I'm trying to do something like this:
start testapp.exe;
if(stuck with testapp.exe) {
kill testapp.exe;
}
Determining if "it is stuck in infinite loop" is called Halting Problem and is undecidable.
If you want to kill it, you will have to fork the application using fork and then kill it from the other fork, if it is going for too long.
You can determine if the proccess is going for too long by this
use POSIX ":sys_wait_h";
waitpid($pid, WNOHANG)>0 #waitpid returns 0 if it still running
at least, according to this manual page
I am not sure how well it works on various systems, you can try it out.
Not a direct answer, but I can recommend using forks module if you want to fork with ease, but it works only on UNIX systems (not windows).

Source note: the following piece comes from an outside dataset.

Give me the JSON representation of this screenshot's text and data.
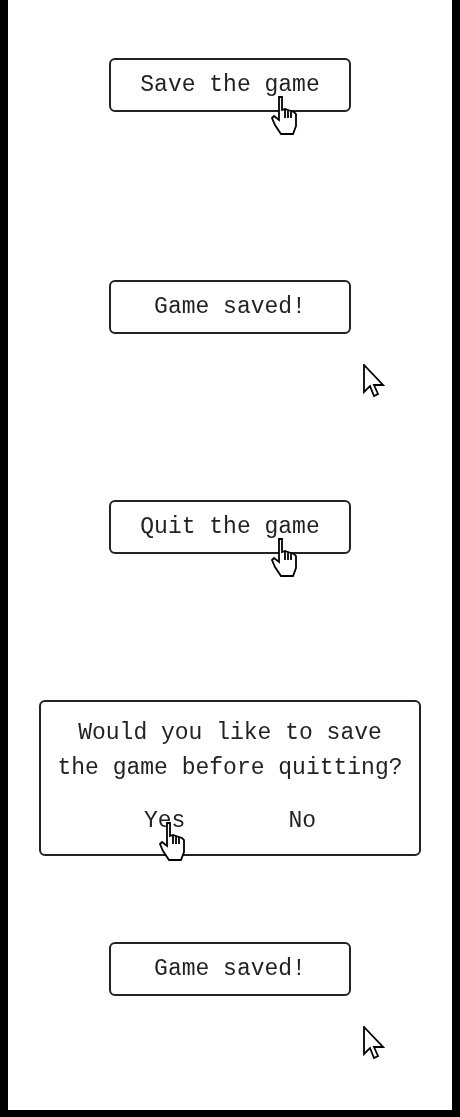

OK, more helping code :) It works in UNIX, according to perlfork perldoc, it should work on Windows exactly the same way.
use warnings;
use strict;
use POSIX ":sys_wait_h";
my $exited_cleanly; #to this variable I will save the info about exiting
my $pid = fork;
if (!$pid) {
system("anything_long.exe"); #your long program
} else {
sleep 10; #wait 10 seconds (can be longer)
my $result = waitpid(-1, WNOHANG); #here will be the result
if ($result==0) { #system is still running
$exited_cleanly = 0; #I already know I had to kill it
kill('TERM', $pid); #kill it with TERM ("cleaner") first
sleep(1); #wait a bit if it ends
my $result_term = waitpid(-1, WNOHANG);
#did it end?
if ($result_term == 0) { #if it still didnt...
kill('KILL', $pid); #kill it with full force!
}
} else {
$exited_cleanly = 1; #it exited cleanly
}
}
#you can now say something to the user, for example
if (!$exited_cleanly) {...}
system("start testapp")
is short for
system("cmd", "/c", "start testapp")
Perl just knows about cmd; it doesn't know anything about start, much less about testapp. system is not the tool you want. That's the first problem.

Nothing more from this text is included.